COBRA Continuation Coverage is available for a maximum of: 

  • 18 months if the loss of coverage is caused by termination of employment or reduction in hours of employment; or
  • 29 months of coverage.  If, as a qualified beneficiary who has elected 18 months of COBRA Continuation Coverage, you are determined to be disabled within the first 60 days of COBRA Continuation Coverage, you can extend your COBRA Continuation Coverage for an additional 11 months, up to 29 months.  Also, the 29 months of COBRA Continuation Coverage is available to all non-disabled qualified beneficiaries in connection with the same qualifying event.  “Disabled” means disabled as determined under Title II or XVI of the Social Security Act.  In addition, the disabled qualified beneficiary or any other non-disabled qualified beneficiary affected by the termination of employment qualifying event must: 
    • Notify the Employer or the administrator of the disability determination within 60 days after the determination of disability, and before the close of the initial 18-month coverage period; and
    • Notify the Employer or the administrator within 30 days of the date of a final determination that the qualified beneficiary is no longer disabled; or 
  • 36 months for other qualifying events.  If a covered dependent is eligible for 18 months of COBRA Continuation Coverage as described above, and there is a second qualifying event (e.g., divorce), you may be eligible for 36 months of COBRA Continuation Coverage from the date of the first qualifying event. 

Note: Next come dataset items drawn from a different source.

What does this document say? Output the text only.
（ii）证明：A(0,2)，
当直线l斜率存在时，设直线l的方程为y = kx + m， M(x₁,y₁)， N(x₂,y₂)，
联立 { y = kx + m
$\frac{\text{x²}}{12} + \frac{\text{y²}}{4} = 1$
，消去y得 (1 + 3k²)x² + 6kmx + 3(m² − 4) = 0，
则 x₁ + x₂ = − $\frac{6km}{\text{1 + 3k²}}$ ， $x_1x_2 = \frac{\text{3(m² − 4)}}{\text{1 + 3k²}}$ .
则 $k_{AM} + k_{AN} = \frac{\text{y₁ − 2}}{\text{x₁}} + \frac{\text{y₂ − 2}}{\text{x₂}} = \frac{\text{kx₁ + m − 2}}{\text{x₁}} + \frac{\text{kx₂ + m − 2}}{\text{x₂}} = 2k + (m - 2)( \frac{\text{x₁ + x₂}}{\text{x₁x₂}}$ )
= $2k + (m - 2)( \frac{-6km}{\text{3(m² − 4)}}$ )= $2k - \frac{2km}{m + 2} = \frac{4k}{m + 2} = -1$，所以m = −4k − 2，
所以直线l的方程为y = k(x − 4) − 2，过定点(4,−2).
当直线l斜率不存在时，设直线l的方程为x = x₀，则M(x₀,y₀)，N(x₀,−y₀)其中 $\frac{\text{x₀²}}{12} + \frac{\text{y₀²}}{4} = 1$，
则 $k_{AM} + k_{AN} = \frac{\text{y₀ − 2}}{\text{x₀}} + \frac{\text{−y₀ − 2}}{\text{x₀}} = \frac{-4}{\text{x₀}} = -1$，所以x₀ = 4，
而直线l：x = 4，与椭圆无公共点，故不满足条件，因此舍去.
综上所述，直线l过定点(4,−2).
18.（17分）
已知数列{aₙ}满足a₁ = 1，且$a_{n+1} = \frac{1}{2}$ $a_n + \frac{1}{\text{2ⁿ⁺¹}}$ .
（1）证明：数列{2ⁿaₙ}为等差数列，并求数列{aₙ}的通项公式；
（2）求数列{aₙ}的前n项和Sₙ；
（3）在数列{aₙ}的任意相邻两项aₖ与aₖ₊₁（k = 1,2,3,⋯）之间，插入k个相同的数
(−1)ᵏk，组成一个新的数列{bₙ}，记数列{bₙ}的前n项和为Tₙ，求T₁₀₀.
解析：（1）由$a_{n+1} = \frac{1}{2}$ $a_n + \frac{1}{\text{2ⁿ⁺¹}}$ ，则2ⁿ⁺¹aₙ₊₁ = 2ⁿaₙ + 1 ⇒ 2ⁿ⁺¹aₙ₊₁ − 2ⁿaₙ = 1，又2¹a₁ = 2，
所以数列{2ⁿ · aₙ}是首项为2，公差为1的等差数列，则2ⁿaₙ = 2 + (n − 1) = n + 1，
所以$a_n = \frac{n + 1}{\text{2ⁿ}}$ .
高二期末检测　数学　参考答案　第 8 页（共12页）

TERMINATION OF COBRA CONTINUATION COVERAGE
 
After you have elected COBRA Continuation Coverage, that coverage will terminate either at the end of the applicable 18, 29 or 36 month eligibility period or, before the end of that period, upon the date that: 

  • The payment for such coverage is not submitted when due; or
  • You become covered as either a subscriber or dependent by another group health care plan, and that coverage is as good as or better than the COBRA Continuation Coverage; or
  • The ASA is terminated; or
  • You become entitled to Medicare coverage; or
  • The date that you, otherwise eligible for 29 months of COBRA Continuation Coverage, are determined to no longer be disabled for purposes of the COBRA law.